The Pernambuco Tree
By Susana Cortázar
When you visit Zoo Miami’s Amazon and Beyond exhibit, you will come across the beautiful Brazilian pernambuco tree (Caesalpinia echinata), one of which is found on the left just past the covered giant otter window and the other opposite the agouti exhibit.
This tree is quite interesting. Native to the state Pernambuco in Brazil, hence its name, the main use for this tree’s heartwood is to make violin bows.
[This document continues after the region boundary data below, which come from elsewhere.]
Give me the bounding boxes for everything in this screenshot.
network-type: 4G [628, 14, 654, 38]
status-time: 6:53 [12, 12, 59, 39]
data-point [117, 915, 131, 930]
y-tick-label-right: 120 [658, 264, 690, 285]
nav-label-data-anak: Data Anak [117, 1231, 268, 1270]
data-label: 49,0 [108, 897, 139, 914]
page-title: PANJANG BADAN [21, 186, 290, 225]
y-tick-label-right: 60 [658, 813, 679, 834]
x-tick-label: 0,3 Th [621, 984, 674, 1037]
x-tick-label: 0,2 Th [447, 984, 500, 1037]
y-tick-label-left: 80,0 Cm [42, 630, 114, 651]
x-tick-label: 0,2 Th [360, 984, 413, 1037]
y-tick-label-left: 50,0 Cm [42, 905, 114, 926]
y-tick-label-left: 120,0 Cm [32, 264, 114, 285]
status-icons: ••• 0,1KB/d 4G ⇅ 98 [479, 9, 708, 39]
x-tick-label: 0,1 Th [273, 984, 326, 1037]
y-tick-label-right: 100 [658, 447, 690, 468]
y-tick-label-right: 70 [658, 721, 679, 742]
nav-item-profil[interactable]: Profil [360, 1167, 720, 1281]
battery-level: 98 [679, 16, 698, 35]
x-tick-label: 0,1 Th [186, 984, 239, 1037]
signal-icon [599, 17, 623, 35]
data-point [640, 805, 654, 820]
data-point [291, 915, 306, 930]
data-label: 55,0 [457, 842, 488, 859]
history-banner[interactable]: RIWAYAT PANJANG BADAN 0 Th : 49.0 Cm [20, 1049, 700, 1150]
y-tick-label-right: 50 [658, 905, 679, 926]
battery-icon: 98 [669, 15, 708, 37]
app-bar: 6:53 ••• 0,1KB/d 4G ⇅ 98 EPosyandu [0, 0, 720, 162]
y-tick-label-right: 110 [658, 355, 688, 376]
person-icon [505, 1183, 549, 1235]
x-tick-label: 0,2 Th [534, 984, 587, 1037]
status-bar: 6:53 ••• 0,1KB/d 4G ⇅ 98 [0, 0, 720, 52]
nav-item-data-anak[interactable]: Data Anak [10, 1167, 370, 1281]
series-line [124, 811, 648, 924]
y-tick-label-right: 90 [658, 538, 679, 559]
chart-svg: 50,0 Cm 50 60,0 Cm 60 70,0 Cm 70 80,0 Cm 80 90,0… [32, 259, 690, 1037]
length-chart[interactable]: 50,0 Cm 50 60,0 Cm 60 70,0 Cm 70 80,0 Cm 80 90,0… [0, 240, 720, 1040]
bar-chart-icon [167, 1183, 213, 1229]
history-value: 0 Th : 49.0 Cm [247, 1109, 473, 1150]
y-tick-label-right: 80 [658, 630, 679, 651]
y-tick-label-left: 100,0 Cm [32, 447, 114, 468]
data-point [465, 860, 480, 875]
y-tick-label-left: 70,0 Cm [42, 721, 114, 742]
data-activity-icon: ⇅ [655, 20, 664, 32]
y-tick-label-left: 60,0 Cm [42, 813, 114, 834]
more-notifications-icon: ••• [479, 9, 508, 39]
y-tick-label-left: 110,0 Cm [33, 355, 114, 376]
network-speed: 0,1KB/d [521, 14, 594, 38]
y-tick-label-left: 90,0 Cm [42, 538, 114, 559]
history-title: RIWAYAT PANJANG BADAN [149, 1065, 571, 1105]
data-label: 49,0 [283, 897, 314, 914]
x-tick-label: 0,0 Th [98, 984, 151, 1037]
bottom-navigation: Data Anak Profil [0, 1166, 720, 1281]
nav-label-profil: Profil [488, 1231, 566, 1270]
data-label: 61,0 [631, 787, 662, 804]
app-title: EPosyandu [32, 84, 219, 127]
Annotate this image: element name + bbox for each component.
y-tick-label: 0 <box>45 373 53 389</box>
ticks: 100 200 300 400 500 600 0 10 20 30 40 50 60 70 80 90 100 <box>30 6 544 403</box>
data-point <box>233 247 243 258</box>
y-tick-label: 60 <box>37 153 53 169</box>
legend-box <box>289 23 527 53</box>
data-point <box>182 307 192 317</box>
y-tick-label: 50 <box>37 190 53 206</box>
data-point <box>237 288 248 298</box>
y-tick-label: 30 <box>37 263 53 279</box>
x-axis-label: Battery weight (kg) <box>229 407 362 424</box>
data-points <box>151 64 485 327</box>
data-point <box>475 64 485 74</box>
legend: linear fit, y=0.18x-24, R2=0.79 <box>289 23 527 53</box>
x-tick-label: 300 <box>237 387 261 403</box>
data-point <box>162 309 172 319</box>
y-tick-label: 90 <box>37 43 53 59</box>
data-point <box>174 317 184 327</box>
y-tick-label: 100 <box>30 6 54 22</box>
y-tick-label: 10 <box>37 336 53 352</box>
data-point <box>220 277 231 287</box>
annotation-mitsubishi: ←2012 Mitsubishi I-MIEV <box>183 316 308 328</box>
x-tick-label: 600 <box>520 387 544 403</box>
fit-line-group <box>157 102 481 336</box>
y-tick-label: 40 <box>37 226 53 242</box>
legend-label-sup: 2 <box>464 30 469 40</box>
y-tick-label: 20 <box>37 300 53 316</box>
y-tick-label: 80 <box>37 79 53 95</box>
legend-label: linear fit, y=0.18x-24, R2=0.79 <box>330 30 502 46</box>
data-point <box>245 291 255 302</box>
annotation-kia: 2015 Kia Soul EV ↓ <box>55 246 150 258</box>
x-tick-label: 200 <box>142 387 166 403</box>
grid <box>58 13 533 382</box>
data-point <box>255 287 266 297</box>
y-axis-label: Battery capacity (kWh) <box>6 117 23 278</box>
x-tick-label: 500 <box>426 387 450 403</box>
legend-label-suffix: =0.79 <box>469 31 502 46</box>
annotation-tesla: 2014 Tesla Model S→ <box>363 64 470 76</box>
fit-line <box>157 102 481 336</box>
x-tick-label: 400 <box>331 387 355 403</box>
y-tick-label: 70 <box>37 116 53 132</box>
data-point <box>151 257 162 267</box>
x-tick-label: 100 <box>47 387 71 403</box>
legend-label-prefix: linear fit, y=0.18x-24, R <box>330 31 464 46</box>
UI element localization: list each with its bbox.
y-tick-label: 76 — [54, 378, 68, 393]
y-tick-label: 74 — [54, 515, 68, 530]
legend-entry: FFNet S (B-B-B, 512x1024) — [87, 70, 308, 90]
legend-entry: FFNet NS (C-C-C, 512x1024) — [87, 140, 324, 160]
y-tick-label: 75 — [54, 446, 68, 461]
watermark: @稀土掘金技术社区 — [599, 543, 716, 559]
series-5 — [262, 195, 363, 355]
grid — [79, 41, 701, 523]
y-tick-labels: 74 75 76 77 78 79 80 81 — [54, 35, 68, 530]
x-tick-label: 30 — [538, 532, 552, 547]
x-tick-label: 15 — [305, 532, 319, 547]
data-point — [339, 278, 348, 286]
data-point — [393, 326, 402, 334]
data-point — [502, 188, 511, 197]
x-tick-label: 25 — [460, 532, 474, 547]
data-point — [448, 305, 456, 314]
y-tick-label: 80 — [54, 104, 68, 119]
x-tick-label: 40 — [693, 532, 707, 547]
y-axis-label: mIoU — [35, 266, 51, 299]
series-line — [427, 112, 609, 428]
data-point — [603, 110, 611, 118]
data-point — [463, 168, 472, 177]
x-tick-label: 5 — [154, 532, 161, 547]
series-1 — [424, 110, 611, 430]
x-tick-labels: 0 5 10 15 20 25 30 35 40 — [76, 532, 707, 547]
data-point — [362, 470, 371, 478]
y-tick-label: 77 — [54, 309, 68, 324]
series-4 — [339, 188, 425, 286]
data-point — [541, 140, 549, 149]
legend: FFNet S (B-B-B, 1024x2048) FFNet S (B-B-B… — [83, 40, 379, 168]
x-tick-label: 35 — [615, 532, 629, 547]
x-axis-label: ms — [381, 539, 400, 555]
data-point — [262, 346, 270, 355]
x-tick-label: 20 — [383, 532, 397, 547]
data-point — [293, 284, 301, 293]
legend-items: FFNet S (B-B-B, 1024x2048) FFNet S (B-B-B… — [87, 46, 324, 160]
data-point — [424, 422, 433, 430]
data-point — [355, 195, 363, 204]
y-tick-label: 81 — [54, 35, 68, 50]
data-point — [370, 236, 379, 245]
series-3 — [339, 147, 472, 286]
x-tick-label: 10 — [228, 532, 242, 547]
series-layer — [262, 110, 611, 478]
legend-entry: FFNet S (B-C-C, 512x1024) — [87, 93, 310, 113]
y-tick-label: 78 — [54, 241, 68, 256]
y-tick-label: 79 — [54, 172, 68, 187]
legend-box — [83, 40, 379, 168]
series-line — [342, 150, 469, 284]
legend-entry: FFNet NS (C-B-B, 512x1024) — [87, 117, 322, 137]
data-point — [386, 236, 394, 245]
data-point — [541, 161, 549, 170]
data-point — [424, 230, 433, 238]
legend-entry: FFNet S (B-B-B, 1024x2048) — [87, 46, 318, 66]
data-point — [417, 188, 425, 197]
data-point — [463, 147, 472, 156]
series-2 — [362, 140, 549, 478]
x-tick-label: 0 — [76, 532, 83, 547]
It also produces a vibrant red dye which was used in the 15th and 16th centuries in the manufacture of luxury textiles.
The pernambuco blooms in winter, does best in moderate moisture, and fully to partly sunny spots. It produces beautiful yellow petals and according to tree expert Sir Bob Beck, “the plant attracts both butterflies and hummingbirds, and the bloom, with its faint red steaks which no other tree has, is one of the main distinctive identifiers of this species."
Unfortunately, the tree is listed as an endangered species by the IUCN and Brazil lists it as one of its officially endangered flora. Its endangered status has resulted in the boom of carbon fiber violin bows, which is a positive step in the hopeful restoration of this beautiful tree.
During your next visit to Amazon and Beyond, make sure you stop and take a look at this fascinating tree.